L'indagine vedeva coinvolto il dipendente per gli interventi finalizzati, con il compiacente concorso di alcuni professionisti, alla formazione di referti medici falsi, attestanti inesistenti patologie o patologie più gravi di quelle esistenti, al fine di ottenere il riconoscimento dell’invalidità civile.

La Corte d'appello aveva ritenuto legittimo il recesso, considerata la gravità della condotta e la proporzionalità della sanzione irrogata.

Il dipendente, di diverso avviso, si era rivolto alla Suprema corte, davanti alla quale aveva censurato l’incongruità logica e giuridica del giudizio formulato dalla Corte territoriale.

Andava valutata, secondo la sua difesa, la minore afflittività delle mere sanzioni conservative che il datore aveva applicato, in altri casi, a fronte di condotte identiche.

La Sezione lavoro della Cassazione ha ritenuto inammissibili i rilievi del dipendente, in quanto tesi ad opporre la propria valutazione, in punto di fatto, circa la reale consistenza della condotta e della sua gravità rispetto all’accertamento fattuale cui era pervenuta la Corte territoriale.

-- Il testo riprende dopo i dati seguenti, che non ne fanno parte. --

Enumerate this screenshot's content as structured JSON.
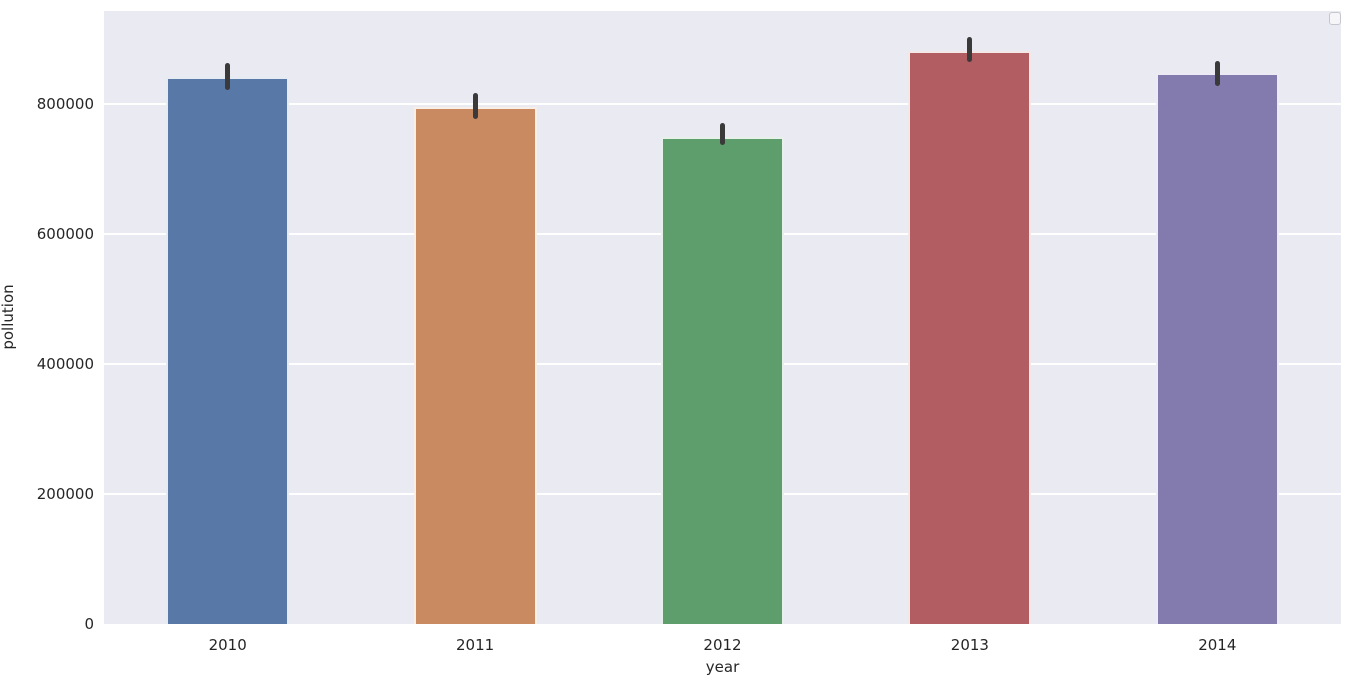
{
  "chart_data": {
    "type": "bar",
    "title": "",
    "xlabel": "year",
    "ylabel": "pollution",
    "categories": [
      "2010",
      "2011",
      "2012",
      "2013",
      "2014"
    ],
    "values": [
      842000,
      795000,
      749000,
      882000,
      848000
    ],
    "error_low": [
      822000,
      777000,
      737000,
      864000,
      828000
    ],
    "error_high": [
      863000,
      817000,
      771000,
      903000,
      866000
    ],
    "bar_colors": [
      "#5878a8",
      "#c98a62",
      "#5d9e6c",
      "#b25d62",
      "#837aad"
    ],
    "yticks": [
      0,
      200000,
      400000,
      600000,
      800000
    ],
    "ytick_labels": [
      "0",
      "200000",
      "400000",
      "600000",
      "800000"
    ],
    "ylim": [
      0,
      943000
    ],
    "grid": true,
    "legend_position": "upper right",
    "legend_entries": [],
    "colors": {
      "plot_background": "#eaeaf2",
      "gridline": "#ffffff",
      "errorbar": "#3a3a3a",
      "text": "#262626",
      "figure_background": "#ffffff"
    }
  }
}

Secondo gli Ermellini, la Corte territoriale aveva correttamente dato conto dell’intervenuto accertamento, in sede penale, dell’effettività della condotta addebitata.

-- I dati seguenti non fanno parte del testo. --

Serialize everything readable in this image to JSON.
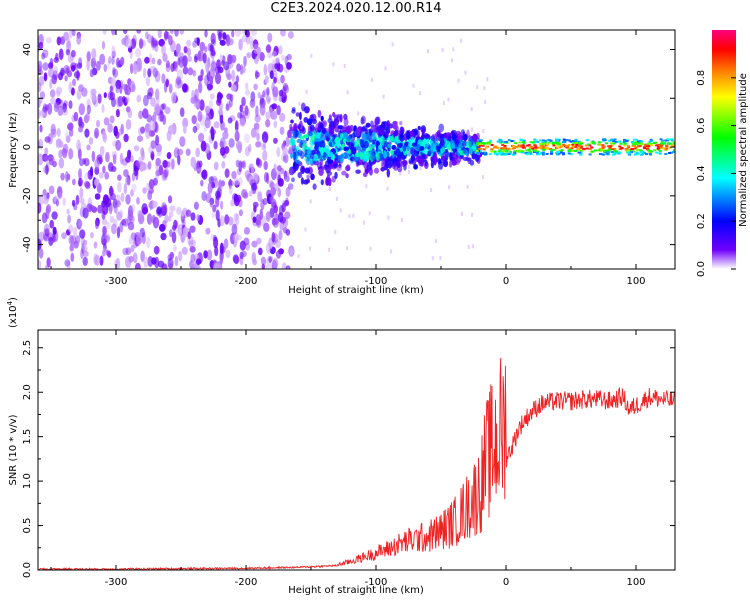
{
  "page": {
    "title": "C2E3.2024.020.12.00.R14"
  },
  "colors": {
    "snr_line": "#ee2222",
    "frame": "#000000"
  },
  "chart_data": [
    {
      "type": "heatmap",
      "title": "C2E3.2024.020.12.00.R14",
      "xlabel": "Height of straight line (km)",
      "ylabel": "Frequency (Hz)",
      "xlim": [
        -360,
        130
      ],
      "ylim": [
        -50,
        48
      ],
      "x_ticks": [
        -300,
        -200,
        -100,
        0,
        100
      ],
      "y_ticks": [
        -40,
        -20,
        0,
        20,
        40
      ],
      "colorbar": {
        "label": "Normalized spectral amplitude",
        "range": [
          0.0,
          1.0
        ],
        "ticks": [
          "0.0",
          "0.2",
          "0.4",
          "0.6",
          "0.8"
        ],
        "colormap": [
          "#ffffff",
          "#7000ff",
          "#0000ff",
          "#00ffff",
          "#00ff00",
          "#ffff00",
          "#ff8800",
          "#ff0000",
          "#ff0080"
        ]
      },
      "regions": [
        {
          "x_range": [
            -360,
            -165
          ],
          "freq_range": [
            -50,
            48
          ],
          "amplitude": 0.1,
          "description": "noise"
        },
        {
          "x_range": [
            -165,
            -20
          ],
          "freq_range": [
            -15,
            15
          ],
          "amplitude": 0.3
        },
        {
          "x_range": [
            -20,
            130
          ],
          "freq_range": [
            -3,
            3
          ],
          "amplitude": 0.6
        }
      ]
    },
    {
      "type": "line",
      "xlabel": "Height of straight line (km)",
      "ylabel": "SNR (10 * v/v)",
      "y_multiplier": "(x10",
      "y_multiplier_exp": "4",
      "xlim": [
        -360,
        130
      ],
      "ylim": [
        0,
        2.7
      ],
      "x_ticks": [
        -300,
        -200,
        -100,
        0,
        100
      ],
      "y_ticks": [
        "0.0",
        "0.5",
        "1.0",
        "1.5",
        "2.0",
        "2.5"
      ],
      "series": [
        {
          "x": [
            -360,
            -300,
            -200,
            -160,
            -130,
            -120,
            -110,
            -100,
            -90,
            -80,
            -70,
            -60,
            -50,
            -40,
            -30,
            -20,
            -15,
            -10,
            -5,
            0,
            5,
            10,
            15,
            20,
            25,
            30,
            40,
            50,
            60,
            70,
            80,
            90,
            95,
            100,
            105,
            110,
            120,
            130
          ],
          "y": [
            0.01,
            0.01,
            0.02,
            0.03,
            0.05,
            0.08,
            0.12,
            0.16,
            0.2,
            0.25,
            0.28,
            0.3,
            0.35,
            0.42,
            0.55,
            0.7,
            0.95,
            1.05,
            1.15,
            1.25,
            1.4,
            1.6,
            1.7,
            1.78,
            1.85,
            1.88,
            1.9,
            1.9,
            1.92,
            1.92,
            1.9,
            1.95,
            1.8,
            1.85,
            1.9,
            1.95,
            1.92,
            1.9
          ]
        }
      ]
    }
  ]
}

Il Giudice per le Indagini Preliminari (GIP) aveva infatti constatato “l’avvenuta acquisizione di concreti elementi di colpevolezza a carico del prevenuto per tutti i reati allo stesso contestati”.

Il lavoratore, del resto, non aveva negato l'addebito neppure in sede disciplinare.

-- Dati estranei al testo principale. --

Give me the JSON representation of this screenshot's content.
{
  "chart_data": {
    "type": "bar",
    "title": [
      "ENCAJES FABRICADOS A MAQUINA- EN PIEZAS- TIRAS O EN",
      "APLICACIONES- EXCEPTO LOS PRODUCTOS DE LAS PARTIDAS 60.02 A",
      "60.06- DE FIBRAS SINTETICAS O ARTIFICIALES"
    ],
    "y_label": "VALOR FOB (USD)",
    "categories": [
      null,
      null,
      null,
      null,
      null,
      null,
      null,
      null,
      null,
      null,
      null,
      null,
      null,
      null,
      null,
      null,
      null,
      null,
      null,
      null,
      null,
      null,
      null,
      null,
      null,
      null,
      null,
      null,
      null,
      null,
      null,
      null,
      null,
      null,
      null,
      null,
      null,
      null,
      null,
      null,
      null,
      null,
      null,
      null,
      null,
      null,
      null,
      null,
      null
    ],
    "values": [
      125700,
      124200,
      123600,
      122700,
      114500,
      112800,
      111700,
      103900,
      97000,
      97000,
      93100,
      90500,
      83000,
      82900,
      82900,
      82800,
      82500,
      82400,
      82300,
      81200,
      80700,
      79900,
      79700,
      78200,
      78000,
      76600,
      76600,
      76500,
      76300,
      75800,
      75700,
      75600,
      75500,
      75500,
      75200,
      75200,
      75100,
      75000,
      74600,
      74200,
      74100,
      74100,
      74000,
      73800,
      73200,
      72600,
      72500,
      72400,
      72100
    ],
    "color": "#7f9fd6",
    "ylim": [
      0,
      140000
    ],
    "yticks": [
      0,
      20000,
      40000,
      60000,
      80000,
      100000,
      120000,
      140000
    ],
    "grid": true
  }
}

Da qui la conferma della proporzionalità della sanzione espulsiva vista l’idoneità della condotta extralavorativa a ledere gli interessi morali e materiali dell’amministrazione datrice e a compromettere il vincolo fiduciario sotteso al rapporto di lavoro.

Tabella di sintesi delle decisioni

Caso Questione Dibattuta Soluzione della Corte di Cassazione
Tentato furto ai danni del committente del proprio datore di lavoro Se il tentato furto ai danni della società committente del datore di lavoro giustifichi il licenziamento per giusta causa, nonostante il furto non fosse espressamente previsto dal contratto collettivo come motivo di licenziamento. La Corte di Cassazione ha confermato la legittimità del licenziamento per giusta causa, affermando che le previsioni del contratto collettivo sono esemplificative e non vincolanti, permettendo una valutazione autonoma del giudice sulla gravità della condotta.
Referti medici falsi per il riconoscimento dell'invalidità civile Se il licenziamento per la falsificazione di referti medici per ottenere l'invalidità civile fosse proporzionato, considerando che il datore di lavoro aveva applicato sanzioni conservative in casi simili. La Corte di Cassazione ha confermato la legittimità del licenziamento, sottolineando che la condotta era grave e proporzionata alla sanzione irrogata, dato che la falsificazione dei referti medici comprometteva gli interessi morali e materiali dell'azienda e il vincolo fiduciario.